Umweltschäden an Denkmälern mit über 184 Millionen Mark bekämpft
Deutsche Bundesstiftung Umwelt zieht zum "Tag des offenen Denkmals" am Sonntag Bilanz - Unterstützung für Fachwerkzentrum Quedlinburg

Osnabrück (ots)

Über 184 Millionen Mark hat die Deutsche
Bundesstiftung Umwelt (Osnabrück)  seit Aufnahme ihrer Arbeit 1991 in
den Schutz und die Bewahrung umweltgeschädigter Kulturgüter
investiert. Von den 404 Projekten entfallen mit 321 knapp 80 Prozent
auf die ostdeutschen Bundesländer. Sie profitieren mit 149 Millionen
Mark überproporzional von den Mitteln der größten Umweltstiftung
Europas. Diese Zahlen nannte heute Generalsekretär Fritz Brickwedde
anlässlich des am Sonntag bevorstehenden "Tages des offenen Denkmals"
in Osnabrück. Dabei setze die Stiftung nicht nur auf investive
Maßnahmen zum Schutz umweltgeschädigter, national wertvoller
Kulturgüter. Verstärkt baue sie auf die Aus- und Weiterbildung der
Experten und die inhaltliche Verschmelzung von Ökologie und
Denkmalpflege.
Brickwedde verwies auf die Hilfe der Stiftung beim Aufbau einer
Serviceleitstelle für ökologische Innovation und Denkmalpflege im
Fachwerkzentrum Quedlinburg (Sachsen-Anhalt).

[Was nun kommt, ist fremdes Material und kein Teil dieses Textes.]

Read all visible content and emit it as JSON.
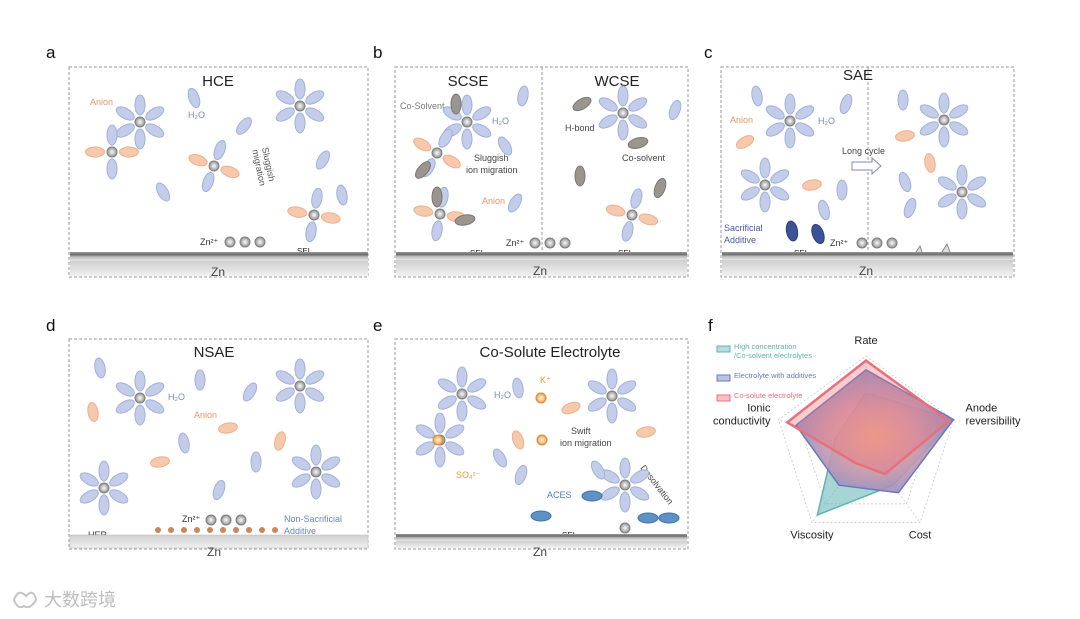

Mit einer Finanzspritze
von 190.000 Mark sei es gelungen, das Gebäude mit Büro- und
Schulungsräumen sowie einer Werkstatt fertig zu stellen und Partner
für das Zentrum zu finden. Brickwedde: "Unter schwierigen Bedingungen
hat das Fachwerkzentrum nun eine Basis, auf deren Grundlage weitere
Schritte unternommen werden müssen." Das Kultusministerium
Sachsen-Anhalts unterstütze die Gründung und suche mit anderen
Landesministerien nach Möglichkeiten, die Arbeit finanziell zu
sichern.
Dies sei um so wichtiger, gelte doch der Harz als
"Fachwerklandschaft Deutschlands". Die Stadt Quedlinburg mit ihrem
reichhaltigen Bestand gehöre zum Weltkulturerbe der UNESCO. Über
Quedlinburg hinaus finde sich im gesamten Harzraum eine
weitverbreitete Fachwerkbauweise, wie sie zum Beispiel in den Städten
Halberstadt und Wernigerode noch zu sehen sei. Deren älteste
Exemplare reichten bis in das Mittelalter zurück. Allein in den
Landkreisen Quedlinburg, Wernigerode, Halberstadt und Aschersleben
werde der Bestand an wertvollen Fachwerkhäusern auf 4.000 bis 5.000
geschätzt.
Für die Zukunft des Zentrums sei von Bedeutung, dass es regional
und überregional Akzeptanz schaffe. Neben dem "Alltagsgeschäft
Beratung im Einzelfall" solle es zukünftig auch größere Projekte
durchführen, die Ökologie und Denkmalpflege vereinen. Es müssten die
grundsätzlichen Fehler im konventionellen Bauen und Sanieren und
zukunftsorientierte Standards aufgezeigt werden. Es müssten Methoden
des modernen Fachwerk- und Holzrahmenbaus und neue Tendenzen im
ökologischen Bauen und Sanieren vorgestellt werden. Dazu habe die
Stiftung jetzt eine weitere Anschubfinanzierung in Höhe von 190.000
Mark bereit gestellt.
Umweltbelastungen in Verbindung mit Feuchtigkeit schädigten
nämlich seit Jahrzehnten denkmalgeschützte Fachwerkgebäude. Gerade
Sachsen-Anhalt, wo die Stiftung über 100 Projekte mit rund 45
Millionen Mark angeschoben habe, habe vor der Wende zu den am
stärksten belasteten Regionen Deutschlands gehört. Schädigend gewesen
seien die mit Braunkohlefeuerung betriebenen Heizungsanlagen und nach
der Wende die enorme Steigerung des Kraftfahrzeugverkehrs in den
Innenstädten. Eine positive Entwicklung zur Schadstoff- und
Energieverbrauchsminderung in den Wohnhäusern könne durch gelungene
Beispiele und Weiterbildung gestärkt werden. Die Denkmäler sollten
unter den Gesichtspunkten des nachhaltigen Bauens und der
Berücksichtigung ökologischer Aspekte saniert werden.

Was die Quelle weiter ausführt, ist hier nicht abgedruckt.